Jensen pointed to several upcoming reports coming from UNEP and expressed some relief that the concept of environmental security was finally getting some recognition without having to constantly be “banging on doors.”
PCDMB is a branch of UNEP created to provide five core services to UN member states: post-crisis environmental assessments; post-crisis environmental recovery; environmental cooperation for peacebuilding; disaster risk reduction; and, most recently, humanitarian action and early recovery.
There has been a steady stream of activity flowing from PCDMB and a lot to look forward to this spring:- The guidance notes on conflict prevention and natural resources, recently published on the PCDMB website, are draft notes that will be revised following pilot programs in four countries (Jensen particularly noted that there is much work to be done on them still). Ultimately, they hope to identify funding for 100 experts to deploy to countries (at the country’s request) to apply the guidance notes in the field.
- PCDMB has a project of 150 case studies coming out in six volumes in February 2011 on natural resources and peacebuilding.

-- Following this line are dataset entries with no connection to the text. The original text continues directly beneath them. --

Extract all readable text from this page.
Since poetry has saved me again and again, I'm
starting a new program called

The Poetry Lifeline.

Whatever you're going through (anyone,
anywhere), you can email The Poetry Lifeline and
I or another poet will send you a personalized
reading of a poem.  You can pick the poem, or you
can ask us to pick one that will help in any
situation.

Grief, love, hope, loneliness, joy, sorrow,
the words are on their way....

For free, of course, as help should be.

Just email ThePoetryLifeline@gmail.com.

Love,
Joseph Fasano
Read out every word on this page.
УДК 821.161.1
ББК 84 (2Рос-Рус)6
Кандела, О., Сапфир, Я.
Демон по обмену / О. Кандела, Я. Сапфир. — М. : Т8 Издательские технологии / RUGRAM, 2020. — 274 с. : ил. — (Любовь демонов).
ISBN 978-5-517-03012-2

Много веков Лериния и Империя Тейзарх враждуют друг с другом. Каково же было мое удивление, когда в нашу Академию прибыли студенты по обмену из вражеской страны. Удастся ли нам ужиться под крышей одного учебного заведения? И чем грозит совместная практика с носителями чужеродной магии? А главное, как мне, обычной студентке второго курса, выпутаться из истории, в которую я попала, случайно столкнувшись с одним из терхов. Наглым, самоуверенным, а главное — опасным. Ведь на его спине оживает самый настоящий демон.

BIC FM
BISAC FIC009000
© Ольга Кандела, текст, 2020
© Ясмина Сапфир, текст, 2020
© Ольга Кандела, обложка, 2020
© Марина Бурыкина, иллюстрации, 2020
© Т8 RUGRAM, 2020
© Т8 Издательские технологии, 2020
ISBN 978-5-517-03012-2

- The culmination of a three-year UNEP project in Nigeria, which includes a full analysis and remediation plan of 300 oil-contaminated sites in the Ogoniland region of the Niger Delta, is expected to be released in the second quarter of 2011. (Editor’s note: though not finished, the report caught flack last summer over concerns that it will largely exonerate Shell.)
- PCDMB is also partnering with UN’s Department of Peacekeeping Operations and the Department of Field Support to assess options for resource-efficient technologies and practices in peacekeeping camps (the so-called “green helmets“). They will be issuing a policy report on best practices in May 2011.
Finally, it sounds like PCDMB is getting some recognition from within the upper echelons of the UN. Jensen has been asked to brief senior peacebuilding officials, and the Secretary-General’s political advisor called him in to talk about peacekeeping and natural resource management and conflict prevention.
In an interview with ECSP last fall, Jensen predicted the UN was finally approaching a fundamental tipping point for inclusion of natural resource issues in the broader peacebuilding process, and the kind of interest noted above appears to be proving him right.
In a report this summer, Secretary-General Ban Ki-moon noted the need for inclusion of environmental security in peacekeeping operations and highlighted the particular work of PCDMB in places like Afghanistan, Timor-Leste, and the Sudan.
It’s no surprise then that when Jensen briefed the full Secretariat, he said he was greeted by a packed house.